Collaborating to increase choice and reduce waits
Thousands of our patients have agreed to receive their treatment at other hospitals as we step up efforts to collaborate with our NHS partners to bring down waiting lists.
Barts Health is working closely with the two other acute trusts across north east London to pool resources so we can all meet the national target to ensure that no-one is waiting more than 15 months for treatment by next April.
Our joint efforts to maintain elective care are bearing fruit despite the impact of industrial action, which so far has forced us to cancel more than 25,000 outpatient appointments and over 2,000 operations.
For example, we recently transferred 297 patients to Barking, Havering and Redbridge University Hospitals NHS Trust (BHRUT) for their first outpatient appointment and expect a further 600 to follow.
Teams in respiratory medicine, gastroenterology and vascular care in particular are contacting more patients to offer this opportunity rather than wait longer on our list.
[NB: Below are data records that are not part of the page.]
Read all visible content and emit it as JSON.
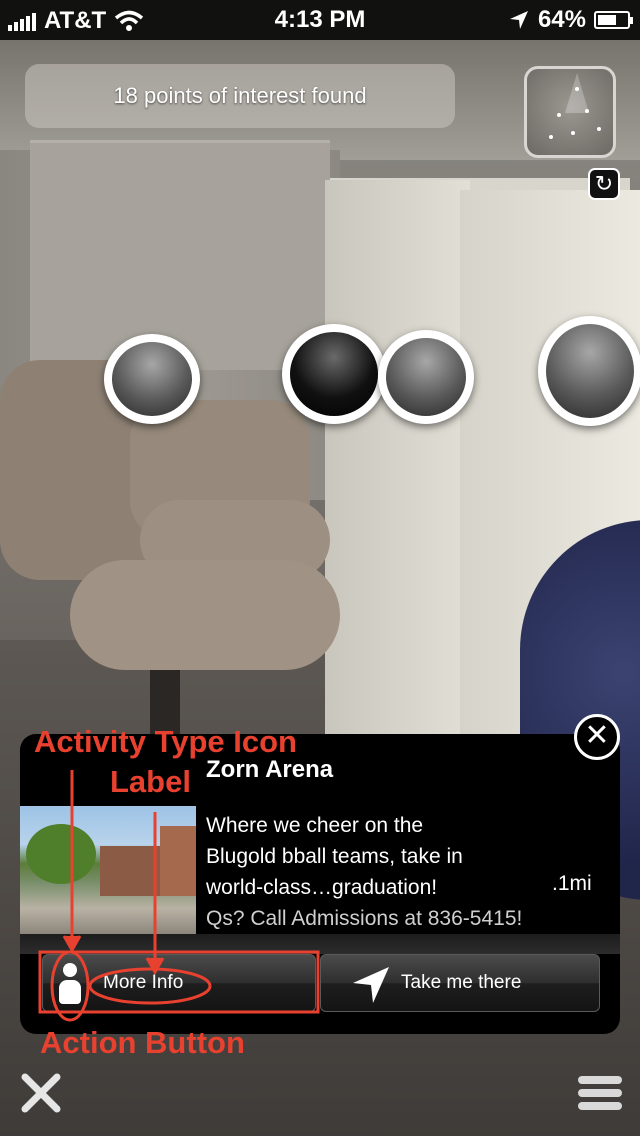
{
  "status_bar": {
    "carrier": "AT&T",
    "time": "4:13 PM",
    "battery": "64%",
    "battery_level": 0.64
  },
  "ar_view": {
    "poi_count_text": "18 points of interest found",
    "icons": {
      "radar": "radar-icon",
      "refresh": "refresh-icon"
    }
  },
  "panel": {
    "title": "Zorn Arena",
    "description_lines": [
      "Where we cheer on the",
      "Blugold bball teams, take in",
      "world-class…graduation!"
    ],
    "contact": "Qs? Call Admissions at 836-5415!",
    "distance": ".1mi",
    "buttons": {
      "more_info": "More Info",
      "take_me_there": "Take me there"
    }
  },
  "annotations": {
    "activity_type_icon": "Activity Type Icon",
    "label": "Label",
    "action_button": "Action Button",
    "color": "#e8412f"
  },
  "bottom_bar": {
    "icons": {
      "exit": "close-x-icon",
      "menu": "hamburger-menu-icon"
    }
  }
}
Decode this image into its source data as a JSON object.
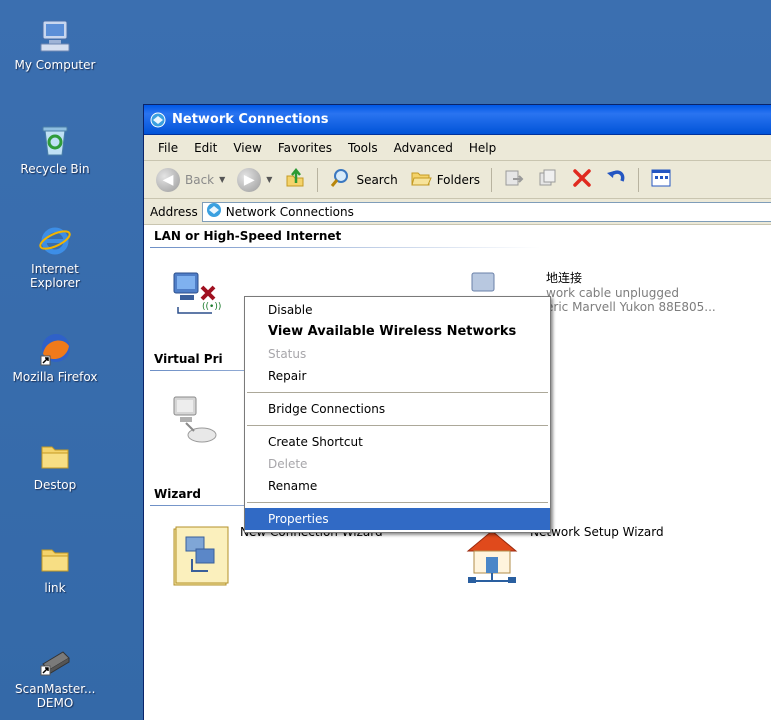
{
  "desktop": {
    "icons": [
      {
        "label": "My Computer",
        "icon": "my-computer-icon"
      },
      {
        "label": "Recycle Bin",
        "icon": "recycle-bin-icon"
      },
      {
        "label": "Internet Explorer",
        "icon": "internet-explorer-icon"
      },
      {
        "label": "Mozilla Firefox",
        "icon": "firefox-icon"
      },
      {
        "label": "Destop",
        "icon": "folder-icon"
      },
      {
        "label": "link",
        "icon": "folder-icon"
      },
      {
        "label": "ScanMaster... DEMO",
        "icon": "scanmaster-icon"
      }
    ]
  },
  "window": {
    "title": "Network Connections",
    "menu": [
      "File",
      "Edit",
      "View",
      "Favorites",
      "Tools",
      "Advanced",
      "Help"
    ],
    "toolbar": {
      "back_label": "Back",
      "search_label": "Search",
      "folders_label": "Folders"
    },
    "address": {
      "label": "Address",
      "value": "Network Connections"
    },
    "sections": {
      "lan": "LAN or High-Speed Internet",
      "vpn": "Virtual Pri",
      "wizard": "Wizard"
    },
    "items": {
      "local_conn_name": "地连接",
      "local_conn_status": "work cable unplugged",
      "local_conn_device": "eric Marvell Yukon 88E805...",
      "new_connection_wizard": "New Connection Wizard",
      "network_setup_wizard": "Network Setup Wizard"
    }
  },
  "context_menu": {
    "items": [
      {
        "label": "Disable",
        "state": "normal"
      },
      {
        "label": "View Available Wireless Networks",
        "state": "bold"
      },
      {
        "label": "Status",
        "state": "disabled"
      },
      {
        "label": "Repair",
        "state": "normal"
      },
      {
        "label": "Bridge Connections",
        "state": "normal"
      },
      {
        "label": "Create Shortcut",
        "state": "normal"
      },
      {
        "label": "Delete",
        "state": "disabled"
      },
      {
        "label": "Rename",
        "state": "normal"
      },
      {
        "label": "Properties",
        "state": "selected"
      }
    ]
  },
  "colors": {
    "desktop": "#3a6ea5",
    "titlebar": "#0058e6",
    "selection": "#316ac5"
  }
}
Another 200 gastroenterology patients are being transferred to an independent provider which supplies NHS services, and every week about 100 of our patients have general, urology or colorectal procedures at Homerton Healthcare.
Demand for hospital treatment is high and we have over 120,000 people waiting, double the number at BHRUT and more than ten times than those at Homerton.
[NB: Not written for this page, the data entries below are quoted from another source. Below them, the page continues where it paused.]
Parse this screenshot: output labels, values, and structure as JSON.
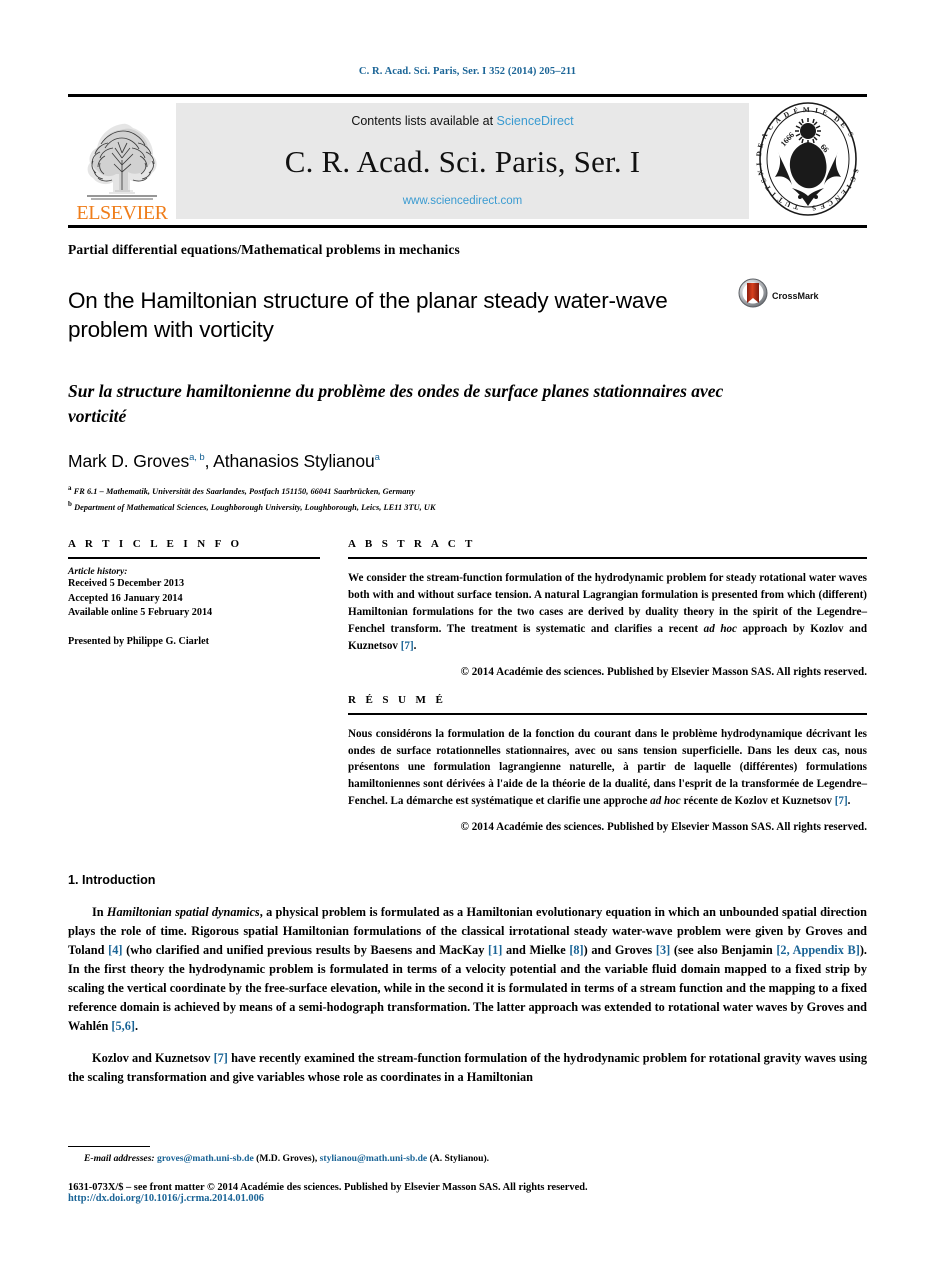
{
  "running_head": "C. R. Acad. Sci. Paris, Ser. I 352 (2014) 205–211",
  "masthead": {
    "publisher": "ELSEVIER",
    "contents_prefix": "Contents lists available at ",
    "contents_link": "ScienceDirect",
    "journal_title": "C. R. Acad. Sci. Paris, Ser. I",
    "journal_url": "www.sciencedirect.com",
    "link_color": "#3a9bd1",
    "box_color": "#e8e8e8",
    "elsevier_color": "#ef7d1a",
    "seal_text": "INSTITUT DE FRANCE ACADÉMIE DES SCIENCES 1666"
  },
  "subject_line": "Partial differential equations/Mathematical problems in mechanics",
  "title_en": "On the Hamiltonian structure of the planar steady water-wave problem with vorticity",
  "title_fr": "Sur la structure hamiltonienne du problème des ondes de surface planes stationnaires avec vorticité",
  "crossmark_label": "CrossMark",
  "authors": [
    {
      "name": "Mark D. Groves",
      "marks": "a, b"
    },
    {
      "name": "Athanasios Stylianou",
      "marks": "a"
    }
  ],
  "affiliations": [
    {
      "mark": "a",
      "text": "FR 6.1 – Mathematik, Universität des Saarlandes, Postfach 151150, 66041 Saarbrücken, Germany"
    },
    {
      "mark": "b",
      "text": "Department of Mathematical Sciences, Loughborough University, Loughborough, Leics, LE11 3TU, UK"
    }
  ],
  "article_info": {
    "heading": "A R T I C L E  I N F O",
    "history_label": "Article history:",
    "history": [
      "Received 5 December 2013",
      "Accepted 16 January 2014",
      "Available online 5 February 2014"
    ],
    "presented_by": "Presented by Philippe G. Ciarlet"
  },
  "abstract": {
    "heading": "A B S T R A C T",
    "text_parts": [
      {
        "t": "We consider the stream-function formulation of the hydrodynamic problem for steady rotational water waves both with and without surface tension. A natural Lagrangian formulation is presented from which (different) Hamiltonian formulations for the two cases are derived by duality theory in the spirit of the Legendre–Fenchel transform. The treatment is systematic and clarifies a recent ",
        "k": "plain"
      },
      {
        "t": "ad hoc",
        "k": "ital"
      },
      {
        "t": " approach by Kozlov and Kuznetsov ",
        "k": "plain"
      },
      {
        "t": "[7]",
        "k": "ref"
      },
      {
        "t": ".",
        "k": "plain"
      }
    ],
    "copyright": "© 2014 Académie des sciences. Published by Elsevier Masson SAS. All rights reserved."
  },
  "resume": {
    "heading": "R É S U M É",
    "text_parts": [
      {
        "t": "Nous considérons la formulation de la fonction du courant dans le problème hydrodynamique décrivant les ondes de surface rotationnelles stationnaires, avec ou sans tension superficielle. Dans les deux cas, nous présentons une formulation lagrangienne naturelle, à partir de laquelle (différentes) formulations hamiltoniennes sont dérivées à l'aide de la théorie de la dualité, dans l'esprit de la transformée de Legendre–Fenchel. La démarche est systématique et clarifie une approche ",
        "k": "plain"
      },
      {
        "t": "ad hoc",
        "k": "ital"
      },
      {
        "t": " récente de Kozlov et Kuznetsov ",
        "k": "plain"
      },
      {
        "t": "[7]",
        "k": "ref"
      },
      {
        "t": ".",
        "k": "plain"
      }
    ],
    "copyright": "© 2014 Académie des sciences. Published by Elsevier Masson SAS. All rights reserved."
  },
  "section": {
    "number_title": "1. Introduction",
    "paragraphs": [
      [
        {
          "t": "In ",
          "k": "plain"
        },
        {
          "t": "Hamiltonian spatial dynamics",
          "k": "ital"
        },
        {
          "t": ", a physical problem is formulated as a Hamiltonian evolutionary equation in which an unbounded spatial direction plays the role of time. Rigorous spatial Hamiltonian formulations of the classical irrotational steady water-wave problem were given by Groves and Toland ",
          "k": "plain"
        },
        {
          "t": "[4]",
          "k": "ref"
        },
        {
          "t": " (who clarified and unified previous results by Baesens and MacKay ",
          "k": "plain"
        },
        {
          "t": "[1]",
          "k": "ref"
        },
        {
          "t": " and Mielke ",
          "k": "plain"
        },
        {
          "t": "[8]",
          "k": "ref"
        },
        {
          "t": ") and Groves ",
          "k": "plain"
        },
        {
          "t": "[3]",
          "k": "ref"
        },
        {
          "t": " (see also Benjamin ",
          "k": "plain"
        },
        {
          "t": "[2, Appendix B]",
          "k": "ref"
        },
        {
          "t": "). In the first theory the hydrodynamic problem is formulated in terms of a velocity potential and the variable fluid domain mapped to a fixed strip by scaling the vertical coordinate by the free-surface elevation, while in the second it is formulated in terms of a stream function and the mapping to a fixed reference domain is achieved by means of a semi-hodograph transformation. The latter approach was extended to rotational water waves by Groves and Wahlén ",
          "k": "plain"
        },
        {
          "t": "[5,6]",
          "k": "ref"
        },
        {
          "t": ".",
          "k": "plain"
        }
      ],
      [
        {
          "t": "Kozlov and Kuznetsov ",
          "k": "plain"
        },
        {
          "t": "[7]",
          "k": "ref"
        },
        {
          "t": " have recently examined the stream-function formulation of the hydrodynamic problem for rotational gravity waves using the scaling transformation and give variables whose role as coordinates in a Hamiltonian",
          "k": "plain"
        }
      ]
    ]
  },
  "footer": {
    "email_label": "E-mail addresses:",
    "emails": [
      {
        "address": "groves@math.uni-sb.de",
        "who": " (M.D. Groves), "
      },
      {
        "address": "stylianou@math.uni-sb.de",
        "who": " (A. Stylianou)."
      }
    ],
    "issn_line": "1631-073X/$ – see front matter © 2014 Académie des sciences. Published by Elsevier Masson SAS. All rights reserved.",
    "doi": "http://dx.doi.org/10.1016/j.crma.2014.01.006"
  }
}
As part of the NHS Further Faster programme, we recently sent text messages to check the status of thousands of our patients waiting more than 12 weeks.
With more than 11,000 responses received so far, we were able to take 811 people off the waiting list because they no longer required treatment, and discovered that 3,323 were willing to be seen by an alternative provider.
This initiative puts us in a good place to meet the new NHS pledge to allow some patients waiting more than 40 weeks to request a move to a different hospital.
Meanwhile more than 73,000 patients have signed up to the Patient Knows Best portal so they can access their health records online and track their appointments.
Rebecca Carlton, group chief operating officer, said: “We are actively engaging with those patients who are waiting a long time and finding that they are often prepared to be flexible about where they go for treatment.
“We are also getting better at managing industrial action by reducing the cancelation rate and avoiding re-booking into slots that subsequently might be cancelled.
“By sharing elective capacity with partners as well, we are on track to clear the backlog of people waiting 65 weeks and improve equity of access for all patients.”